Kyunkun liebt alles, was mit Robotern zu tun hat. Schon als Kind besuchte sie Robocon-Wettkämpfe und zeichnete Skizzen von Robotern, die sie sich selbst ausdachte. Auf der Oberschule begann Kyunkun, Roboter zu erfinden, die man als modisches Accessoire tragen konnte. Sie trat dem Nähclub bei und gestaltete ihren Beitrag für die Modenschau dieses Clubs rund um das Thema Technologie. „Ich baute einfache elektronische Einheiten und menschenähnliche Roboter aus Bausätzen, aber damals hatte ich keinen Schimmer, wie ich ein mechanisches Erzeugnis nach meinen eigenen Entwürfen bauen könnte“, verrät sie.

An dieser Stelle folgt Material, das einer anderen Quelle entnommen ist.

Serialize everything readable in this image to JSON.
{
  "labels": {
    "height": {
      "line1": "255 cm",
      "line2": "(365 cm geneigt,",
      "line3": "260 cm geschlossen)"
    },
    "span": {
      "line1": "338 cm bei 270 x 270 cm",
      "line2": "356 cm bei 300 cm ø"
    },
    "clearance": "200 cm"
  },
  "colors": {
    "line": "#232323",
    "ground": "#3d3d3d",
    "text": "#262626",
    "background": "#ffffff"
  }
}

Als sie auf einer Roboter-Ausstellung zum allerersten Mal Industrieroboter sah, hatte sie ihre Berufung gefunden. „Mich faszinierte, dass sie tatsächlich echt waren, dass sie gebaut und verkauft wurden“, erzählt sie. „Diese Roboter wurden wirklich eingesetzt, um Tätigkeiten auszuführen und Produkte herzustellen.“
Von den Industrierobotern inspiriert, schrieb sich Kyunkun an der Uni für den Studiengang Maschinenbau ein – aber vergessen hat sie die tollpatschigen Robocon-Roboter nicht, die so wenig mit den so exakten und voll funktionsfähigen Robotern gemein hatten, deren Konstruktion sie während ihres Studium lernte. Der Charme der selbst gebauten Roboter lag in ihren unregelmäßigen Formen, den offenbar zufällig herausragenden Metallteilen und den hervorquellenden Kabeln. „Als Roboter wirkten sie erst halb fertig. Gleichzeitig konnte man aber die Sorgfalt und die Aufmerksamkeit erkennen, die ihre Schöpfer in ihre Entstehung einfließen ließen“, sagt sie. „Ich wollte diese Roboter nutzen und bei ihrem Design genau dort ansetzen, wo ihre ursprünglichen Schöpfer aufgehört hatten.“
Und so begab sich Kyunkun auf eine Entdeckungsreise, die sie zum DMM.make Akiba führte, einem interdisziplinären Workshop und Makerspace. Dort entwickelte sie ihre aktuelle Baureihe mit Robo-Mode und betrat damit unwissentlich die Welt der tragbaren Technologie. „Es war schon ein wenig seltsam: Ich fand heraus, dass ich etwas erfunden hatte, das es bereits gab und schon einen Namen hatte“, meint sie. „Aber ich fand den Begriff wearable passend. Er vermeidet die vorgefasste Meinung, ein Roboter dürfe nur ein dienstbarer Geist oder etwas sein, mit dem Menschen kommunizieren müssen.“
Auf der texanischen SXSW 2015 präsentierte Kyunkun ihre Arbeiten einem internationalen Publikum. Am Stand des DMM.make Akiba stellte sie erstmals ihre tragbaren METCALF Roboterarme vor. Ihr ursprüngliches Konzept – ein tragbares System, bei dem sich die Funktion vor der Mode verbeugt – fiel zwischen vielen anderen ausgestellten Hardware-Startups ins Auge und stieß bei den Besuchern aus aller Welt auf reges Interesse.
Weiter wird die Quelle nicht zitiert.